State of TN v. Ponnusamy
Supreme Court of India2026 INSC 507Bench: Justice M.M. Sundresh and Justice Satish Chandra Sharma
The Supreme Court delivered a doctrinally rich judgment in the long-running Dr. Subbiah murder case, setting aside the Madras High Court's order of acquittal and restoring the Trial Court's conviction. On the constitutional question, the Bench held that a directed crime-scene re-enactment or 'walkthrough', in which the accused is asked to walk through the scene of crime or imitate a visual sequence so that his physical attributes (gait, posture, height, manner of movement) can be captured for forensic comparison, does not amount to testimonial compulsion within the mischief of Article 20(3) of the Constitution.
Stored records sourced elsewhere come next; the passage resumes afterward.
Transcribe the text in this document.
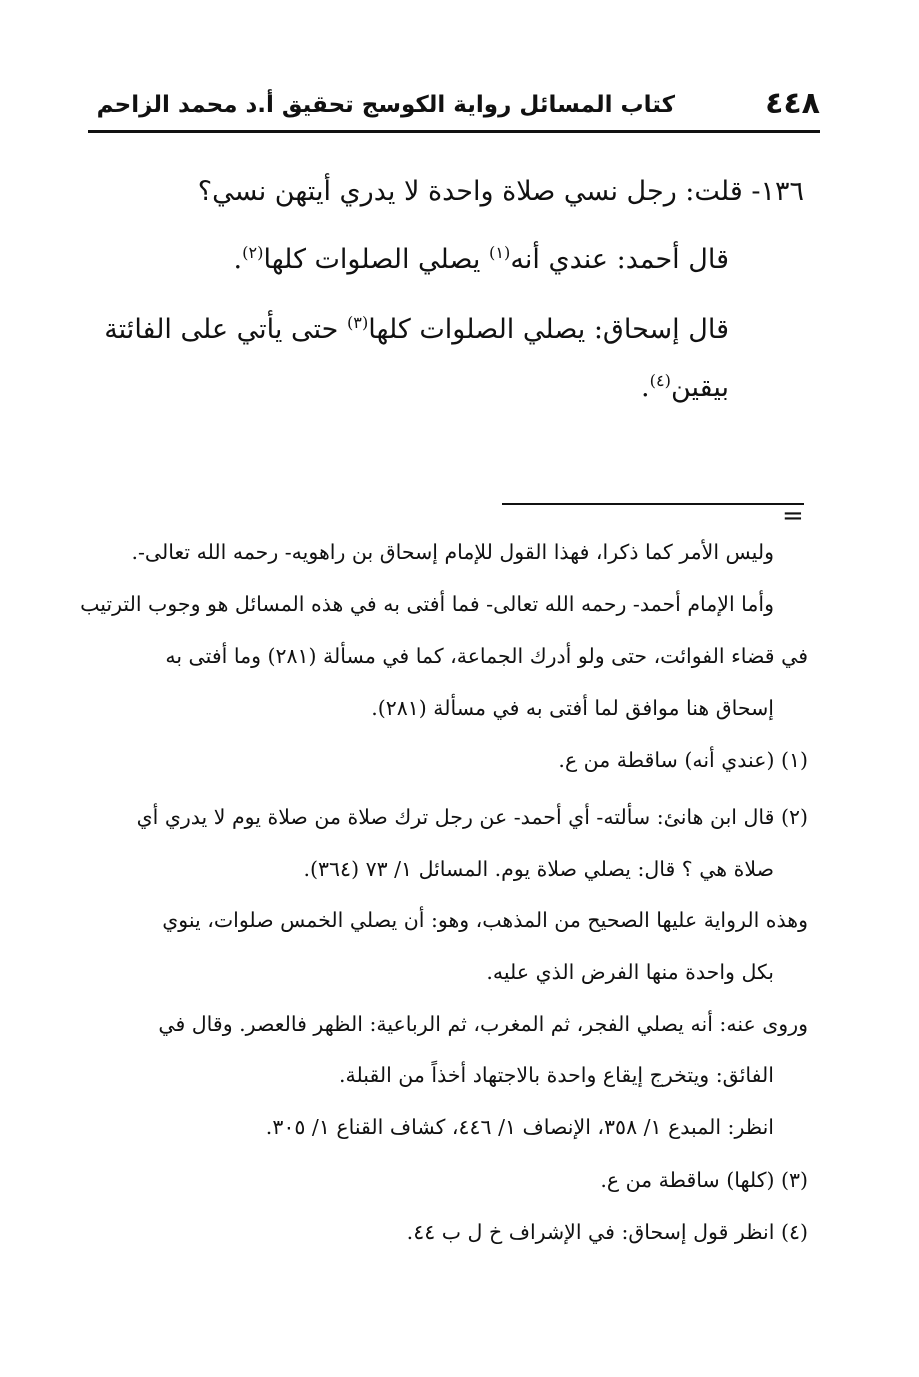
٤٤٨
كتاب المسائل رواية الكوسج تحقيق أ.د محمد الزاحم
١٣٦- قلت: رجل نسي صلاة واحدة لا يدري أيتهن نسي؟
قال أحمد: عندي أنه$^{(١)}$ يصلي الصلوات كلها$^{(٢)}$.
قال إسحاق: يصلي الصلوات كلها$^{(٣)}$ حتى يأتي على الفائتة
بيقين$^{(٤)}$.
=
وليس الأمر كما ذكرا، فهذا القول للإمام إسحاق بن راهويه- رحمه الله تعالى-.
وأما الإمام أحمد- رحمه الله تعالى- فما أفتى به في هذه المسائل هو وجوب الترتيب
في قضاء الفوائت، حتى ولو أدرك الجماعة، كما في مسألة (٢٨١) وما أفتى به
إسحاق هنا موافق لما أفتى به في مسألة (٢٨١).
(١) (عندي أنه) ساقطة من ع.
(٢) قال ابن هانئ: سألته- أي أحمد- عن رجل ترك صلاة من صلاة يوم لا يدري أي
صلاة هي ؟ قال: يصلي صلاة يوم. المسائل ١/ ٧٣ (٣٦٤).
وهذه الرواية عليها الصحيح من المذهب، وهو: أن يصلي الخمس صلوات، ينوي
بكل واحدة منها الفرض الذي عليه.
وروى عنه: أنه يصلي الفجر، ثم المغرب، ثم الرباعية: الظهر فالعصر. وقال في
الفائق: ويتخرج إيقاع واحدة بالاجتهاد أخذاً من القبلة.
انظر: المبدع ١/ ٣٥٨، الإنصاف ١/ ٤٤٦، كشاف القناع ١/ ٣٠٥.
(٣) (كلها) ساقطة من ع.
(٤) انظر قول إسحاق: في الإشراف خ ل ب ٤٤.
The reasoning is that such an exercise demands only physical demonstration — analogous to the giving of fingerprints, handwriting samples or voice samples, all of which have been held permissible by the Constitution Bench in State of Bombay v. Kathi Kalu Oghad (1961) — and does not require the accused to unearth or communicate any hidden personal knowledge of the crime. An expert forensic report such as a gait-analysis report, generated from a directed walkthrough, is admissible as a corroborative piece of evidence; however, it cannot, by itself, form the sole foundation of a conviction. On the appellate-jurisdiction question, the Court emphasised that a High Court sitting in appeal against a conviction must not reflexively undertake a wholesale re-appreciation of evidence and must not disturb concurrent findings of the Trial Court unless those findings are demonstrably perverse, illegal or impossible on the evidence; routine 'loose acquittals' based on speculative hypotheses are impermissible. Opening with a quote from Rabindranath Tagore on the boundless greed of gain, the Bench cautioned that the criminal justice system loses public confidence when appellate courts treat acquittal as a default rather than an outcome that follows from a careful judicial appraisal.